Chance is a lot more patient than most people think. Take this one, for example. She waits by his bed where he complains he is often awake, worrying she’ll never come again. But every time she shows up, there he is, snoring. He wakes on occasion, to cry about his misfortune. She waits, listening. She’s not one to speak right away, and by the time she does, he’s unconscious again. He sleeps and she turns out the light before leaving. In the morning he’ll decide it’s too bad that he missed those chances from another time, crying about how they never visit anymore.

In the Mesh

A visitor to the abstractionists.

There was a visitor. The visitor had some questions but didn’t give a name. 

The visitor inquired. Let me ask you this: why did you bother with a trip to the moon if all you found were pleasant pictures to remind you back to the optimism of the intellect that got you here?

Writing in light is a matter of stage management, the visitor told us. And it’s worth asking how you got from the beginning word to this endless buffet of utopian manifestos made manifest by your co-opting of the lens. 

We didn’t know what to say. There’s a start, the visitor nodded. Try abandoning confidence.

One of us moved to speak.

Shh, the visitor said. Look around.
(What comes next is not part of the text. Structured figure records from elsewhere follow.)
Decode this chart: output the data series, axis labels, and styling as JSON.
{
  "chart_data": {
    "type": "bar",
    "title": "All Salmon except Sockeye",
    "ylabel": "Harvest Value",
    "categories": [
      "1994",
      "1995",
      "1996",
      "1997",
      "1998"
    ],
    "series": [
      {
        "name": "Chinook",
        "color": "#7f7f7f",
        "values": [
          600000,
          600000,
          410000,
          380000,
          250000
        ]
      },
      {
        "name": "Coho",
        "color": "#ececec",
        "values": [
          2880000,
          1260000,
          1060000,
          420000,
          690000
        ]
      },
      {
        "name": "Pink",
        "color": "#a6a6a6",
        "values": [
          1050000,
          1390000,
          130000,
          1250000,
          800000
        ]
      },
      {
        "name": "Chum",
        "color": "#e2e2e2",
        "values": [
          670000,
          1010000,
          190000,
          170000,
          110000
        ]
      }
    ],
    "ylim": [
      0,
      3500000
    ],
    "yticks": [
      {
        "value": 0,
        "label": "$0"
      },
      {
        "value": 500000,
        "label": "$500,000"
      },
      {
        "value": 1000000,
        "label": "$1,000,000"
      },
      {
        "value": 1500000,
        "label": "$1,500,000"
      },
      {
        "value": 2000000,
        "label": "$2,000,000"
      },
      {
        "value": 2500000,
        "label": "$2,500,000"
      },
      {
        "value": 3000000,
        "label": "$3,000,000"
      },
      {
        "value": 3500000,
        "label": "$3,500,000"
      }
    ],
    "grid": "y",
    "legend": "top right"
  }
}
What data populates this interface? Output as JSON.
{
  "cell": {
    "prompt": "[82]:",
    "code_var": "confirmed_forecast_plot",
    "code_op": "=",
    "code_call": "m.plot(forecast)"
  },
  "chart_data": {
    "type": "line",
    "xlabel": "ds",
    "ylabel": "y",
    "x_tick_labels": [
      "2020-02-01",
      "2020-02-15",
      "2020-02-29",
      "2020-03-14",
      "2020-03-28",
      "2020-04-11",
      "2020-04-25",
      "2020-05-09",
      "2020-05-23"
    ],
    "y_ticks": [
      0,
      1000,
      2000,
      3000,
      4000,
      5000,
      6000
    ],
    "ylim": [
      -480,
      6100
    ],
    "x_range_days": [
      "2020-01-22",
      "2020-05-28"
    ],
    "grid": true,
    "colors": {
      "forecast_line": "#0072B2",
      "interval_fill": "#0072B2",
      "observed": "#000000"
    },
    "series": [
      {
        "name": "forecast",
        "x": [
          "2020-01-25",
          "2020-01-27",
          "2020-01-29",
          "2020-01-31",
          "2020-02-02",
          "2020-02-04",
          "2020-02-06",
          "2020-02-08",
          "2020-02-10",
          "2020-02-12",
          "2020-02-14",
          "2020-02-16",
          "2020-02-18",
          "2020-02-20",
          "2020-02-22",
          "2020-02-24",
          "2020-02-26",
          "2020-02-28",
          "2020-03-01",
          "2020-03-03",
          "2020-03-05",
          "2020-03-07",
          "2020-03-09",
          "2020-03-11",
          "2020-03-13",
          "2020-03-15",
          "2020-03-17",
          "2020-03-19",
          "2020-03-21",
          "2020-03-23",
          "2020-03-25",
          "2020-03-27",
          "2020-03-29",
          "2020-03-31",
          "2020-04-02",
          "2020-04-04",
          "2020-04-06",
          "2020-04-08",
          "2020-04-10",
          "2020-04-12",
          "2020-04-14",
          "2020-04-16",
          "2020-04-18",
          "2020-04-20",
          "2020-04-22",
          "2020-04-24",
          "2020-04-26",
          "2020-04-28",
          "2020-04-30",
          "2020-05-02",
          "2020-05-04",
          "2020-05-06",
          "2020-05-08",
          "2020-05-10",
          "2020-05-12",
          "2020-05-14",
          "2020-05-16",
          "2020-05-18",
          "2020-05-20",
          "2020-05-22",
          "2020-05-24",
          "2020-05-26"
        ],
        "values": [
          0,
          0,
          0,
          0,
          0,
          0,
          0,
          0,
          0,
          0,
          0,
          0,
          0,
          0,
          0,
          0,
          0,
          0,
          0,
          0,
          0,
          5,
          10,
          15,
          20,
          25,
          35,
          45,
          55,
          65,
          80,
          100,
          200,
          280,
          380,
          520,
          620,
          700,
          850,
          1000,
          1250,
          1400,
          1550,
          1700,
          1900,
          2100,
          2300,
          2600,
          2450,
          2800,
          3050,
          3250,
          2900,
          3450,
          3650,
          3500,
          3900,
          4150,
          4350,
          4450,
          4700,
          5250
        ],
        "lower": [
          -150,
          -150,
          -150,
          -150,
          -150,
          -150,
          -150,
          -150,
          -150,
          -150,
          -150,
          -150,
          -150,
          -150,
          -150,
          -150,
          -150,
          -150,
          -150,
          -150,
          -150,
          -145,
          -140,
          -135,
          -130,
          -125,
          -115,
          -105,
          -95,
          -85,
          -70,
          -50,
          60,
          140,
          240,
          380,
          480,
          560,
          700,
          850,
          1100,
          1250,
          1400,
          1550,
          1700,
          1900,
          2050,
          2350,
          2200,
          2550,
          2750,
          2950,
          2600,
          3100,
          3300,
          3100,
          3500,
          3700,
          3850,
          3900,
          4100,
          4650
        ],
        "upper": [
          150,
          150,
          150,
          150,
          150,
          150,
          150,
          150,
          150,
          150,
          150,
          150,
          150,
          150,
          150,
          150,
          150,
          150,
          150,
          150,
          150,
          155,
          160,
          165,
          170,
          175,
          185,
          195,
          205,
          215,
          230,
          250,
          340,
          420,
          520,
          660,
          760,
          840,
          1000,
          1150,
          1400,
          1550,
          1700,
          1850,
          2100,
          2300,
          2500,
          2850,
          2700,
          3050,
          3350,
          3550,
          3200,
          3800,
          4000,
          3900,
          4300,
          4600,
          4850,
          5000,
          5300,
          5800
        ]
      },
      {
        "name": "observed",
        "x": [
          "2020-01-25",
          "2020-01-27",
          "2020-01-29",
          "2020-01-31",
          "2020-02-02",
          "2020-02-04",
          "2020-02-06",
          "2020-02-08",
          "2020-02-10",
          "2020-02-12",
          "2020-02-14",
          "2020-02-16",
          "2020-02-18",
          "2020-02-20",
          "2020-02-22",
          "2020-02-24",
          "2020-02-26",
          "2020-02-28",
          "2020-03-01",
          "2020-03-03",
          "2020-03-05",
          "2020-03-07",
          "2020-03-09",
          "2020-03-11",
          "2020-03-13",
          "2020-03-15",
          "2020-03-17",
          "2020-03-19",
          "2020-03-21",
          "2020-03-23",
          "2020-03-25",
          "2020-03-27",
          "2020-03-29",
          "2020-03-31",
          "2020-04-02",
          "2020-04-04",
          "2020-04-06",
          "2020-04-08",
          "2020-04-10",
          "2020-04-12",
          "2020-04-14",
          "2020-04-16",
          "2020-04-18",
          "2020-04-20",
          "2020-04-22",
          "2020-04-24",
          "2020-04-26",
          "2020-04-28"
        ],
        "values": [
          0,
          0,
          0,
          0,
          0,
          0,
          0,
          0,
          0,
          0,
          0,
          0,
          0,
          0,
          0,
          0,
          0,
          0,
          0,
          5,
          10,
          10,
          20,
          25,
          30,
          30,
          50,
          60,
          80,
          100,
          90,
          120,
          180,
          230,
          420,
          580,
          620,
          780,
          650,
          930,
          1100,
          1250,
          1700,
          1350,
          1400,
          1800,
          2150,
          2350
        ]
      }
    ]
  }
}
Consider, for example, this net of records. You keep trying to close it, to capture its contents. But it will not be closed, and you are in it. Debt, in the end, will have no satisfaction.

The visitor was silent, then. One among us asked, what are you thinking?

Nothing.

Nothing? we pressed.

Here’s a cipher: zero. Without it, no algorithm: 00101001 . . ., and so on. You were so excited when you made that a starting point, for calculating the value of a loaf of bread against the cost of making it, the weight of fish against the trouble of going out; the power of, say, the atom bomb. But as the net only grows more intricate, cutting blood off at the wrists, are you any closer to seeing, as you say, The Big Picture

Abstraction always does this, and only the abstractionists have the stolen luxury of negating particulars. This junco, this scarred back, these soiled diapers, this afternoon, that baby’s pink sock in the middle of the road. Even subtle omissions in the particulars of birdsong make it impossible for one to be recognized as a member of its own kind.

So, we asked the visitor. Um, how are you, anyway?

Great. Fine. Take your pick among the abstractions you prefer. Each is a substitute for the here before you, a zero to add to or take from. 

An old saying: the devil in the details. As if to negate the trope of the killer in disguise.

But where does the time go? As it runs through your splayed fingers and you still forget to drink, too distracted by your reflecting pool of questions of who you are and the meaning of it all and the big nothings of what now and when, forgetting the bodies right here––one, and one, and one––preferring the salvation of nowhere.

We wanted the visitor to elaborate, but the visitor turned, saying someone needs to check the buds, the eggs, the dishes and the tiny nests, and the waters, while you orbit around your zeroes and keep on deciding there are not enough fish.